Speaking across a gulf of 2400 years, Aristophanes' raunchy comic fantasy about women abstaining from sex to force their men to end the Peloponnesian War delivers an emphatic affirmation of sassy, get-it-girl empowerment.
Michael Hurst's racy adaptation is true to the spirit of the play rather than the letter, with Athenian women strutting the stage as Sex and the City-style cougars while the Spartans are given an amusing East European vibe.
Classics scholars may be disappointed to see Aristophanes' sparkling verse replaced by coarse modern idioms but there is compensation in the inclusion of ancient Greek poems presented in beautiful musical settings with John Gibson's score creating a strangely hypnotic fusion that is both timeless and contemporary.
The blending of ancient and modern is most effectively carried off in Shona McCullagh's choreography which brilliantly evokes the earthy bawdiness of the comedy while hinting at the inaccessible world of Greek ritual with surreal dance sequences that celebrate the wild power of unrestrained female sexuality.
The superb 13-member cast throw themselves into the robustly physical staging as they prance and cavort in various stages of undress.
As Lysistrata, Amanda Billing establishes a powerful regal presence that is hilariously undercut as her raucous followers reduce her to the exasperation of a tormented school teacher. The male chorus offers a virtuoso display of clowning as the hapless chaps are subject to a sustained barrage of mockery and humiliation.

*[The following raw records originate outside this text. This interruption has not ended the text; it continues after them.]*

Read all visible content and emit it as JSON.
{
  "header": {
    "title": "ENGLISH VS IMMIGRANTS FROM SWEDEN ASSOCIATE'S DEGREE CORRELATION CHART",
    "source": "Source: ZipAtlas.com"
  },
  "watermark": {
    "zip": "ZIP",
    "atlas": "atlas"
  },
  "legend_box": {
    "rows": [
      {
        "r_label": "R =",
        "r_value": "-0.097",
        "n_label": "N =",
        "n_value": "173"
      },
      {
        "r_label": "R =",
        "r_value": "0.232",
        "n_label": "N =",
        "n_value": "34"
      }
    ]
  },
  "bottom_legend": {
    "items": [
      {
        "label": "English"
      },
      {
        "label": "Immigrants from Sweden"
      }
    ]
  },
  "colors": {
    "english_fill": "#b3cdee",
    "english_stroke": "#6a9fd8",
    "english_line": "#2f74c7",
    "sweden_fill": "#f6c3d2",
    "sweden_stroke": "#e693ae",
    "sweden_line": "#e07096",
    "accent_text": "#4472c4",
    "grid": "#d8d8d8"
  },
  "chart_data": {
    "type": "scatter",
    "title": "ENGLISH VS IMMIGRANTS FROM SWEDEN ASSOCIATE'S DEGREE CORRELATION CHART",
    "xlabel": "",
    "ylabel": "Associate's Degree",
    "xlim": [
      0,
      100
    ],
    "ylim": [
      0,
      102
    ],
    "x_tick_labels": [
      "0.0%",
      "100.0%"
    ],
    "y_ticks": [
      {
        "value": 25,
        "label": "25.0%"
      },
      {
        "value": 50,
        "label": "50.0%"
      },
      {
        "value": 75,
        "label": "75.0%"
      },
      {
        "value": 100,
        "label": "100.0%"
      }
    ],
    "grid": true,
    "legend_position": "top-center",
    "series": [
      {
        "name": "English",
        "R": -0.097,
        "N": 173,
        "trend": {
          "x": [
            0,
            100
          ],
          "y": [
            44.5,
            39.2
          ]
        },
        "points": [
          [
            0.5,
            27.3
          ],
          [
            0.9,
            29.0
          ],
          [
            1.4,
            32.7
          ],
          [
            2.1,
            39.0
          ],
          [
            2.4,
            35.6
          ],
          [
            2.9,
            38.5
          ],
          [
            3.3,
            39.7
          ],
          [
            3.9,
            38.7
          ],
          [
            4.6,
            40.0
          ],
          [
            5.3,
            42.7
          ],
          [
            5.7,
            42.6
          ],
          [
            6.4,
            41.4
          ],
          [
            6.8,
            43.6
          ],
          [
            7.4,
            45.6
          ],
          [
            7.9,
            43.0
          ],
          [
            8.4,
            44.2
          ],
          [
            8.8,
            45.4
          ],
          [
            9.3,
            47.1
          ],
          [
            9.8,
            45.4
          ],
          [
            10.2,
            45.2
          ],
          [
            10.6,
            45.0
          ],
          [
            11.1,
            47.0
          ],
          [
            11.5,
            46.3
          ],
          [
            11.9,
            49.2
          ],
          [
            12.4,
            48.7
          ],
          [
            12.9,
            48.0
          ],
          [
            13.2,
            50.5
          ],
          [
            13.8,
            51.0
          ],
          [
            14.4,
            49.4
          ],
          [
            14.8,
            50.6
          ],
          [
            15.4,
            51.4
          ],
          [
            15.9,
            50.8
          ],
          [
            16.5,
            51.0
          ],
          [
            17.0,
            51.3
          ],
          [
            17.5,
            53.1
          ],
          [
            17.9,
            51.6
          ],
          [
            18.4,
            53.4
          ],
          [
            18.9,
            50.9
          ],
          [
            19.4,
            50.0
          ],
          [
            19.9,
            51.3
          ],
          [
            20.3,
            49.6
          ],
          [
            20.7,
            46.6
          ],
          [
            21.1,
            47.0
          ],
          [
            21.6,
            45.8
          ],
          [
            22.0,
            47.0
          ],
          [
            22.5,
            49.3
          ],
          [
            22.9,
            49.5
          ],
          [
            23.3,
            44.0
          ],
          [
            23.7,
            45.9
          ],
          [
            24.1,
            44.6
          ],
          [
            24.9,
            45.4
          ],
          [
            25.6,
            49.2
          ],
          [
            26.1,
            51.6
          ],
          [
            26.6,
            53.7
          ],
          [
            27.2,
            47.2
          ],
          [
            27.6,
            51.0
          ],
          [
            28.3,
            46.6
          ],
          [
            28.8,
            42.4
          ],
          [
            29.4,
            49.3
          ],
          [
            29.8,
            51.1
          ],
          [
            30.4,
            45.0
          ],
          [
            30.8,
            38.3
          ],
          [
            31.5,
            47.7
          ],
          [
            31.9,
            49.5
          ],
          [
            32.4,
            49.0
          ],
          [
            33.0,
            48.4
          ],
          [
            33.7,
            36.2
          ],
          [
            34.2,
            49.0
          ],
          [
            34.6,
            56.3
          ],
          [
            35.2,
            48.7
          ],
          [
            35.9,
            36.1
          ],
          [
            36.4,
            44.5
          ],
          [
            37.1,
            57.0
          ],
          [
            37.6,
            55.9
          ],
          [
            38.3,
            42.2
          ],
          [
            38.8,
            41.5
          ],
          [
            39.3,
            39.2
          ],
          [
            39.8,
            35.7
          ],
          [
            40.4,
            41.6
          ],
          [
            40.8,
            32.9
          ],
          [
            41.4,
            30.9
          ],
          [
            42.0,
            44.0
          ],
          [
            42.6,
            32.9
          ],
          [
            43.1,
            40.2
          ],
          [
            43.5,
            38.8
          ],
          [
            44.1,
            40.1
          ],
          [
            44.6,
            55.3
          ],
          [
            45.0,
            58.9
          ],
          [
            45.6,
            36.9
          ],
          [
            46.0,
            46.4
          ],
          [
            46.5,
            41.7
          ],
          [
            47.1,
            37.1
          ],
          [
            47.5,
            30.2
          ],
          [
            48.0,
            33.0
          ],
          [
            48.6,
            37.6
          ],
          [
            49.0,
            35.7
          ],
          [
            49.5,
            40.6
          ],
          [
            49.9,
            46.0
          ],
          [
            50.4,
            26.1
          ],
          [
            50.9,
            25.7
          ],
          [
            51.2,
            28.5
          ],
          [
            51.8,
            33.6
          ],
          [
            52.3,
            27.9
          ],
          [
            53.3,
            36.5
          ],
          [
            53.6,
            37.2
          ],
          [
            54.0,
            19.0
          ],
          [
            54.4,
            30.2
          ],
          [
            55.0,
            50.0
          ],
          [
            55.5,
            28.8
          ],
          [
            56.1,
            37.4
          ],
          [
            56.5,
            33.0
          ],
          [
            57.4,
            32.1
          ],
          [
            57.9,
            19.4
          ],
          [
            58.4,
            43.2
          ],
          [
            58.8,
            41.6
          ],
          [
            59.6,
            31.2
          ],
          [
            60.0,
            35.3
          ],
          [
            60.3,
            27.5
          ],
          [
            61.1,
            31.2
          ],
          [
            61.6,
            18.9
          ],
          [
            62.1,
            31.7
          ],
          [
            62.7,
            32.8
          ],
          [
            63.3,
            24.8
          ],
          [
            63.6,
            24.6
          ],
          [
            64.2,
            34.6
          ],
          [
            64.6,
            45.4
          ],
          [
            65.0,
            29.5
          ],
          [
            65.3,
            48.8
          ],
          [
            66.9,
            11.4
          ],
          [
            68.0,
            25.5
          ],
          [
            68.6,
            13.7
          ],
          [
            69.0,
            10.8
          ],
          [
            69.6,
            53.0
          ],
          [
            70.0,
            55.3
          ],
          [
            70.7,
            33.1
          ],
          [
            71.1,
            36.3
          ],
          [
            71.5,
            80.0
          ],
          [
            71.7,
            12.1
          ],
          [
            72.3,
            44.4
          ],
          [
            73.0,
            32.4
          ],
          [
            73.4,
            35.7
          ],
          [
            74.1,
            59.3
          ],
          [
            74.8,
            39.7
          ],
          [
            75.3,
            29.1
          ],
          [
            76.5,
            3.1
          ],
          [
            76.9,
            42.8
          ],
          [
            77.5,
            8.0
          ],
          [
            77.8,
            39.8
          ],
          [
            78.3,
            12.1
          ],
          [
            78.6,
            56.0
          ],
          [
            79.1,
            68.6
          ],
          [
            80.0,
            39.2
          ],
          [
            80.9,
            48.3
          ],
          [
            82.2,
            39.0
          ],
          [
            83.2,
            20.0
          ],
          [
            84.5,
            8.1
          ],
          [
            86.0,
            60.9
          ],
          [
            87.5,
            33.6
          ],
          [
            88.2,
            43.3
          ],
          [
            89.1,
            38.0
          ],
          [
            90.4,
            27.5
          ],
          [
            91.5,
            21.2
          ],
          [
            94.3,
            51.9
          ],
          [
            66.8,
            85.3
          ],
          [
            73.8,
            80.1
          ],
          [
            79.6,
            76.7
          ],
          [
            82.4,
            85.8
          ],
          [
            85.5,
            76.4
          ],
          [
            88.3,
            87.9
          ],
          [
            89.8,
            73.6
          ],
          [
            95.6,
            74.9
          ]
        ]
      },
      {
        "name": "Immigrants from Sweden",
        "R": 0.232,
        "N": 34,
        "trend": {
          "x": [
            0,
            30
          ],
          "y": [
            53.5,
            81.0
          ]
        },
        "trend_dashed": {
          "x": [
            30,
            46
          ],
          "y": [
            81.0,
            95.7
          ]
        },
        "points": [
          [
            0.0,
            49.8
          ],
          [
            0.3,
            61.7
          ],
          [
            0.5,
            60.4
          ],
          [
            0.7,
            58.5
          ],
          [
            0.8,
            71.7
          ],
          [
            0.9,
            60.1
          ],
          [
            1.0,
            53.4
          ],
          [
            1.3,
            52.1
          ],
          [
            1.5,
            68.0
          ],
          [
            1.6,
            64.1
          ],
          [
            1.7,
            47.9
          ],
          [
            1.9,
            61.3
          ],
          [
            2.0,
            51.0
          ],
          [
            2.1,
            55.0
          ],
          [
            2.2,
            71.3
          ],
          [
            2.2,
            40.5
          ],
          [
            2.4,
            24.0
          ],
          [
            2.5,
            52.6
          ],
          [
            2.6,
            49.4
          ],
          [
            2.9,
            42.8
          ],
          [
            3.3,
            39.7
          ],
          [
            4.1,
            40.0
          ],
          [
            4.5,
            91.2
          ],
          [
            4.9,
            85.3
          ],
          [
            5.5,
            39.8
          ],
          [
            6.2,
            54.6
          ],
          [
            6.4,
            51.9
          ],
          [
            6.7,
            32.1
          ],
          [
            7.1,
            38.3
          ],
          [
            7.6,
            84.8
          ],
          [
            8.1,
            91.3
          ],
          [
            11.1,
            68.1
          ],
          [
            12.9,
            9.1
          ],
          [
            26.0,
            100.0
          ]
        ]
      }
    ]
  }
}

Cameron Rhodes gives the show a topical spin with the smoothly patronising rhetoric of an oily politician, and Paul Glover's military berserker wins plenty of laughs.
Audiences should be warned there is explicit content particularly in the portrayal of male genitalia but the tone is bawdy rather than obscene and probably rather tame compared with the original Greek staging at the festival of Dionysus.